科学研究

Seminars

Social interactions regulates song perception in juvenile zebra finches during song learning

2019-05-29



Seminar Type



Preferred Location

First Floor Lecture Hall, Jianzan Building(Phase I)

Chinese Institute for Brain Research, Beijing


Time

13:00-14:00 pm Wednesday

May29, 2019


Speaker

Yoko Yazaki-Sugiyama, PhD

Principal Investigator, Associate Professor

Development Project Associate Professor

Neuronal Mechanism for Critical Period Unit, Okinawa   Institute of Science and Technology Graduate University

International Research Center for Neurointelligence (IRCN),   The University of Tokyo


Host

Dr. Minmin Luo


Topic

Social interactions regulates song perception in juvenile   zebra finches during song learning


Abstract

Juvenile   zebra finches learn to sing through vocal communications with their adult   tutors. Song learning improves through social interactions with tutors,   compared to passive listening to recorded tutor song playbacks. This suggests   that high attention level, induced by social interactions with tutors,   enhances song learning. We investigated whether social interactions change   attention level and how that change affects song learning by recording   activities of neurons in the attention control brain area, the nucleus locus   coeruleus (LC), and the higher auditory area, the caudomedial nidopallium   (NCM), where tutor song memories are suggested to be stored. We found that   both LC and NCM neurons responded more intensely to live tutor singing than   to TUT playbacks. Anatomical analysis showed that LC neurons, which were   activated by exposure to live tutor singing, project to the NCM. Taken   together, we suggest that social interactions with tutors modulate neuronal   activity of the LC, which affects selective auditory responses of the NCM   neurons, resulting in tutor song memory formation.


Speaker

Biography

Dr. Yoko Yazaki-Sugiyama earned a Ph.D. from Sophia University   on the neuroethological studies of quail vocal behavior. She started songbird   study at my first postdoctoral fellowship in Rich Mooney’s lab at Duke   University and then examined critical period neuronal mechanisms at Takao   Hensch’s lab at the RIKEN Brain Science Institute before moving to an   independent position at the Okinawa Institute of Science and Technology   (OIST) Graduate University and subsequently to The University of Tokyo.

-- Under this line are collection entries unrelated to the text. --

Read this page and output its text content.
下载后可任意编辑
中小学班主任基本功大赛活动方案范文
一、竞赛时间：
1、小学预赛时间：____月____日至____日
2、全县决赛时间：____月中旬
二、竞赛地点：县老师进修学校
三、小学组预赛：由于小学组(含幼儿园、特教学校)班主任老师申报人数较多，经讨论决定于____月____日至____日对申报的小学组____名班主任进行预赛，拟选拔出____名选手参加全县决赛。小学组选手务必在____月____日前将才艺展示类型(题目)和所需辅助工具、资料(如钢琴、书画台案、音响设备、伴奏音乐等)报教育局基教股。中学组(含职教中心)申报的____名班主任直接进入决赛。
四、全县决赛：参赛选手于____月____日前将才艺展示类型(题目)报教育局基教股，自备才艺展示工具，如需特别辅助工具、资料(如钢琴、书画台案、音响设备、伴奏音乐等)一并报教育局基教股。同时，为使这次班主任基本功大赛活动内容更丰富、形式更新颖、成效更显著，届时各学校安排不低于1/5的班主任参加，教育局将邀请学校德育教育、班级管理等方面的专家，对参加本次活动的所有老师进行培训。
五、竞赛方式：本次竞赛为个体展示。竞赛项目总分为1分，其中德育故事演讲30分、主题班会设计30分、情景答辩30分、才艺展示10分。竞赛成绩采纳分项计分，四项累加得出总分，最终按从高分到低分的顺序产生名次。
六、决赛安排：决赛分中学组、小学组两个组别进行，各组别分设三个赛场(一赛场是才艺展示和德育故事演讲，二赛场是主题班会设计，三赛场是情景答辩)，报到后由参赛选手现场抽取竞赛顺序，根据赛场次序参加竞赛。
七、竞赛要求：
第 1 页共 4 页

Her study mainly focus on Neuronal Circuits Shaped by Early Experience for Learning Behaviors.   The brain’s neuronal circuits are shaped by sensory experiences from the   environment in early life. The wiring of neuronal circuits in this early   critical period are essential to control the later development of higher   cognitive functions. As human babies learn to speak from what they hear,   songbirds learn to sing from what they listen to in the critical period   developmental time window. Songbird song learning from auditory experiences   include many interesting questions such as: how do they detect their own   species songs and learn from them? How can they selectively learn from   specific birds, normally their fathers, from the variety of songs they hear?   Why do they learn only during a specific period of time during development? Her   lab is tackling these questions and hope to understand how our nascent brain   circuits make such intelligence possible.